Threading model overview of Python, Ruby, PERL, et. al. - mace
http://justin.harmonize.fm/index.php/2008/09/threading-model-overview/?disqus_reply=2260873
======
davidw
If I'm not mistaken, it was Tcl that did the 'Perl' thread model first. It
does it quite well, too, IMO.

------
thwarted
"The second catch is that every new thread is very expensive to create. The
interpreter is not small, and duplicating it with every thread makes for a lot
of overhead."

There have been a lot of misconceptions about threading in perl, most likely
because of the two different implementations.

The modern implementation, which has been around literally for years, is
seemingly pthread based. According to strace, the clone(2) system call is used
on linux to create a thread, and all memory is shared between the threads
(CLONE_VM is specified). "Duplicating the interpreter" is roughly the same as
for any other thread based program, where what needs to be allocated is a
stack for the thread and some other TLS areas.
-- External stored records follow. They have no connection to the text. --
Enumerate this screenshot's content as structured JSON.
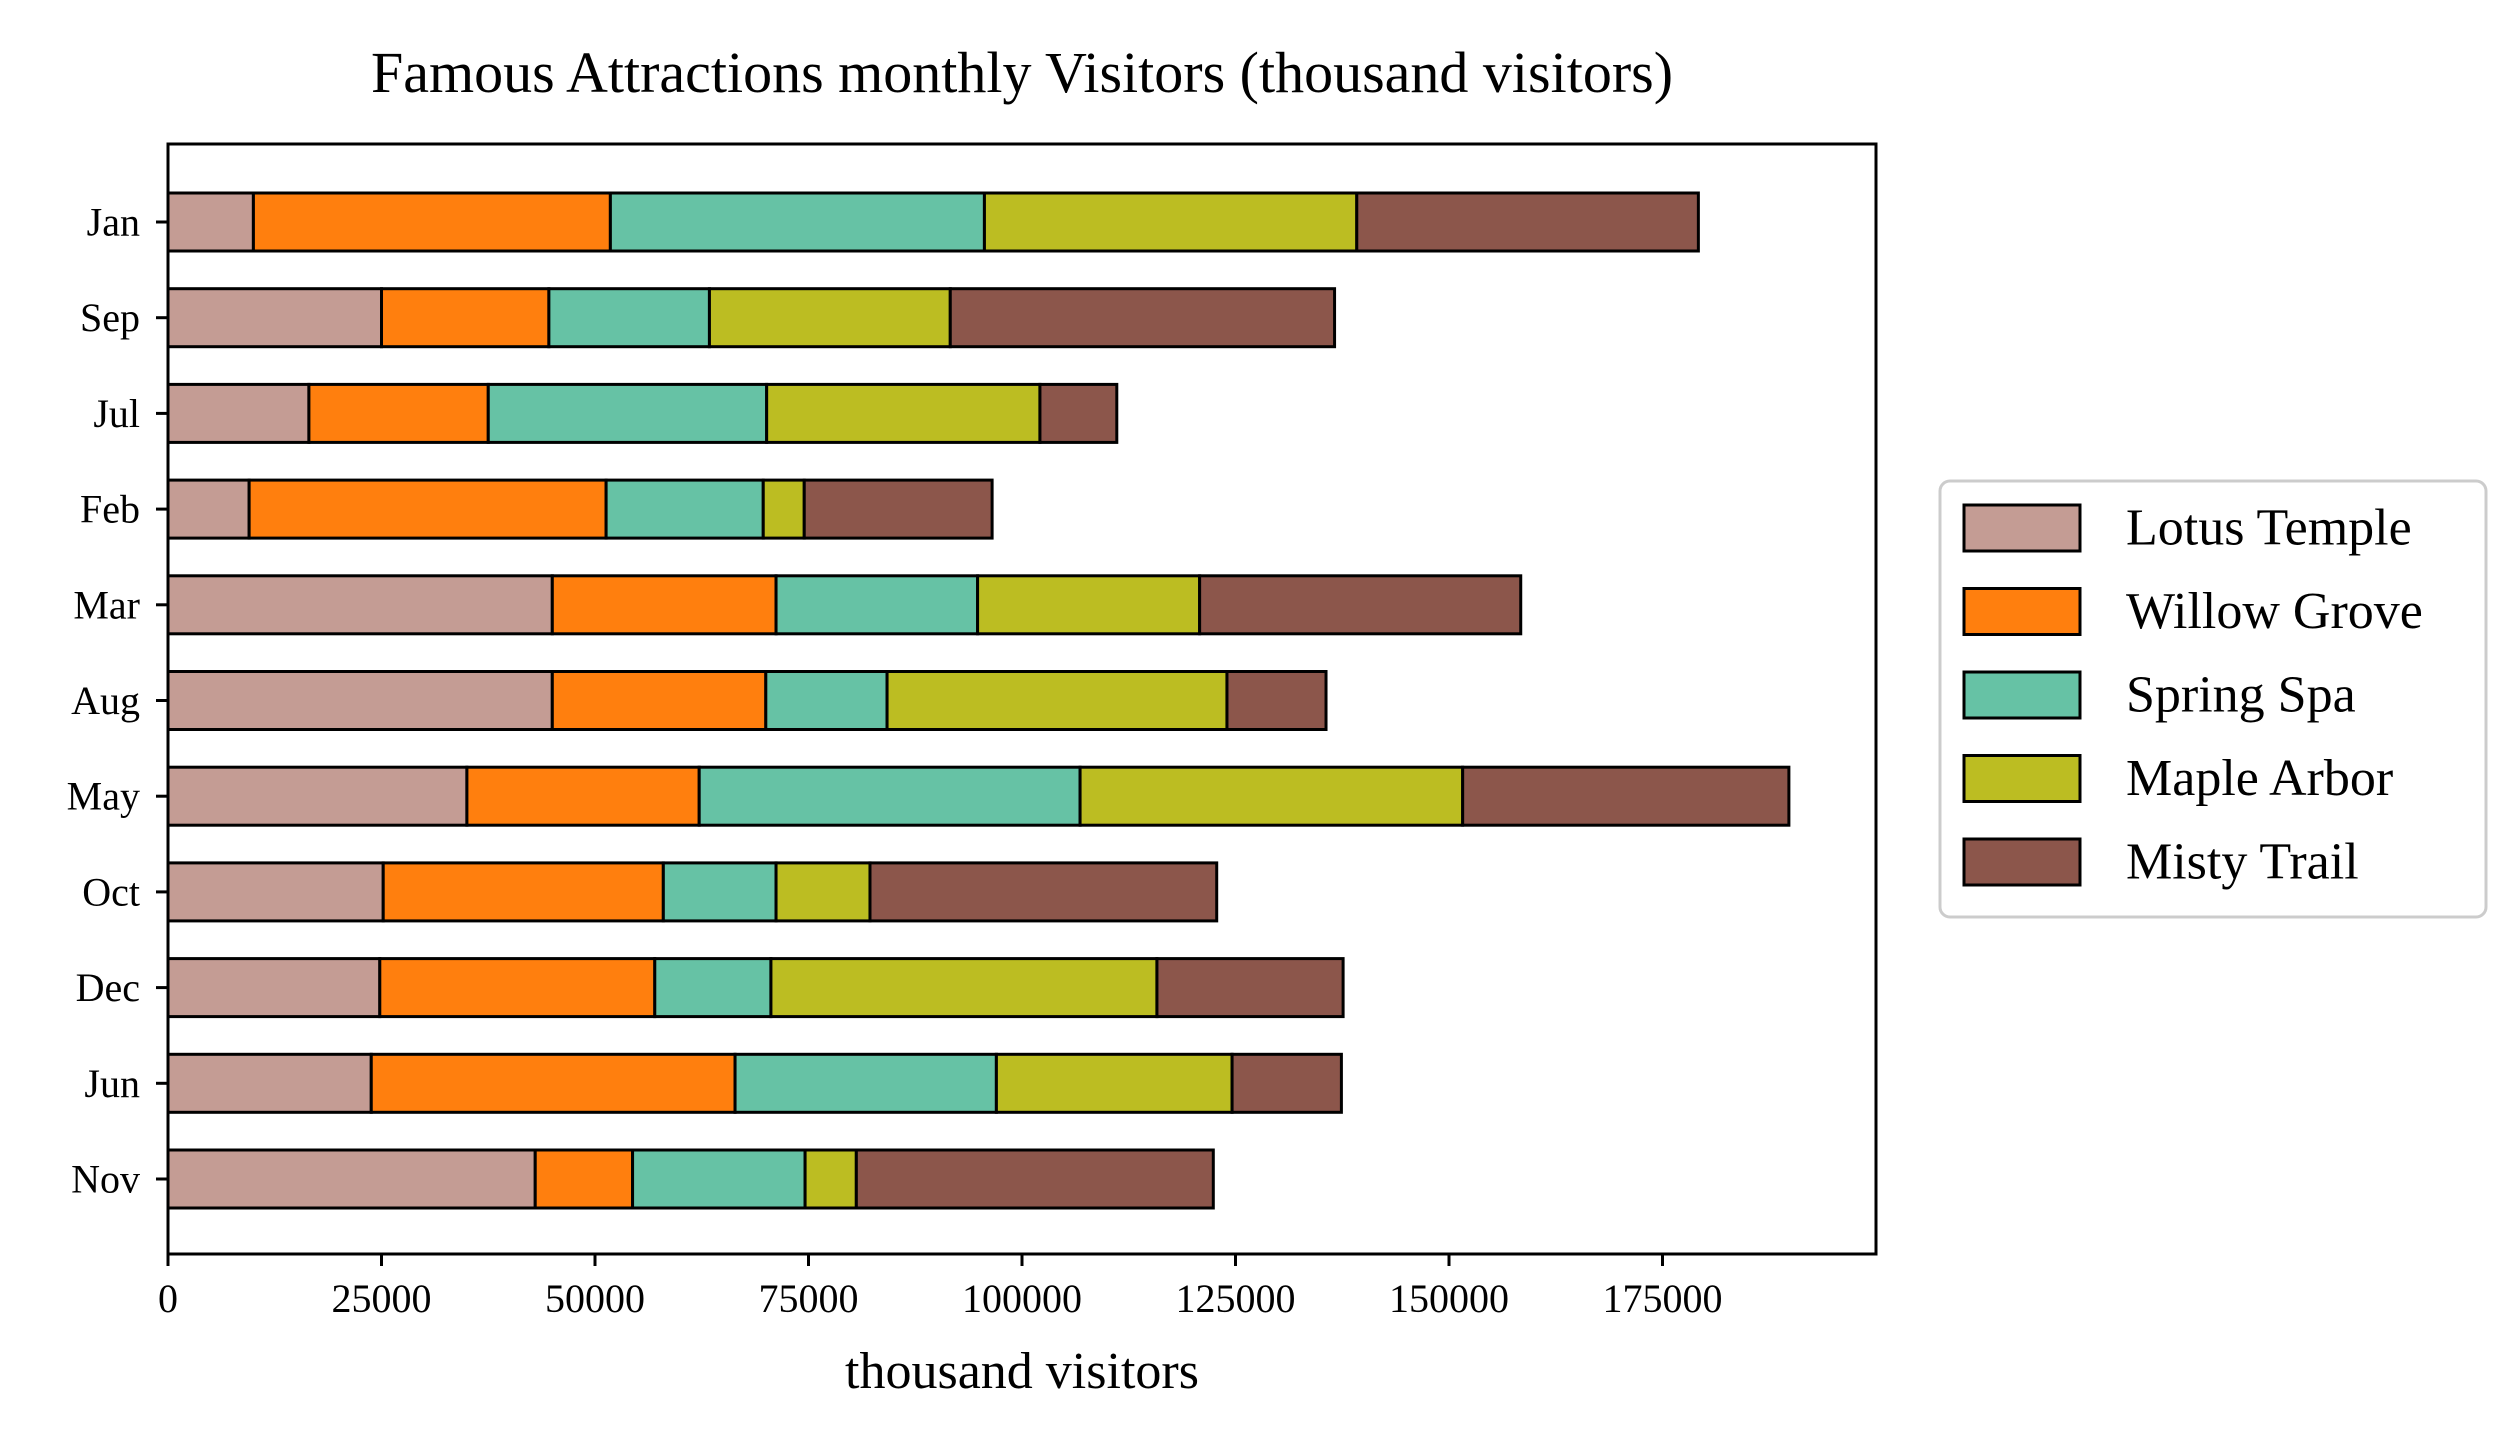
{
  "chart_data": {
    "type": "bar",
    "orientation": "horizontal",
    "stacked": true,
    "title": "Famous Attractions monthly Visitors (thousand visitors)",
    "xlabel": "thousand visitors",
    "ylabel": "",
    "xlim": [
      0,
      200000
    ],
    "xticks": [
      0,
      25000,
      50000,
      75000,
      100000,
      125000,
      150000,
      175000
    ],
    "grid": false,
    "legend_position": "right",
    "categories": [
      "Jan",
      "Sep",
      "Jul",
      "Feb",
      "Mar",
      "Aug",
      "May",
      "Oct",
      "Dec",
      "Jun",
      "Nov"
    ],
    "series": [
      {
        "name": "Lotus Temple",
        "color": "#c49c94",
        "values": [
          10000,
          25000,
          16500,
          9500,
          45000,
          45000,
          35000,
          25200,
          24800,
          23800,
          43000
        ]
      },
      {
        "name": "Willow Grove",
        "color": "#ff7f0e",
        "values": [
          41800,
          19600,
          21000,
          41800,
          26200,
          25000,
          27200,
          32800,
          32200,
          42600,
          11400
        ]
      },
      {
        "name": "Spring Spa",
        "color": "#66c2a5",
        "values": [
          43800,
          18800,
          32600,
          18400,
          23600,
          14200,
          44600,
          13200,
          13600,
          30600,
          20200
        ]
      },
      {
        "name": "Maple Arbor",
        "color": "#bcbd22",
        "values": [
          43600,
          28200,
          32000,
          4800,
          26000,
          39800,
          44800,
          11000,
          45200,
          27600,
          6000
        ]
      },
      {
        "name": "Misty Trail",
        "color": "#8c564b",
        "values": [
          40000,
          45000,
          9000,
          22000,
          37600,
          11600,
          38200,
          40600,
          21800,
          12800,
          41800
        ]
      }
    ]
  }
}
However, the time it takes to start up a thread is often why a "pre-fork"
thread model is used. One should take into account the limits of the platform
they are using when they are designing the application, to work around/avoid
any perceived weaknesses.

------
ajross
Here's a language (mine) in the same space as perl/python/ruby/javascript that
does native threads just fine: <http://plausible.org/nasal>

The problem isn't that hard if you think about it from the start. Nasal will
grab a global lock for garbage collection, but everything else is parallel.

------
fauigerzigerk
It seems there are two conflicting trends that affect the use of threads for
parallelism: One is that the amount RAM available to a typical machine grows
fast and thus in-memory data processing becomes more important. The other
trend is that some smart people prefer a process model over threads, which
excludes working with a lot of in-memory data or at least makes it hugely more
complex (working with shared memory blobs, no pointers, none of the usual data
structures, etc).

I for one feel very restricted by languages like Python, Ruby or PHP because
they effectively force me to use the process model for parallelism and prevent
easy sharing of in-memory data structures between threads. So even though I
like these languages I use C#, Java or C++ for most projects. Others may of
course have different scenarios and different requirements.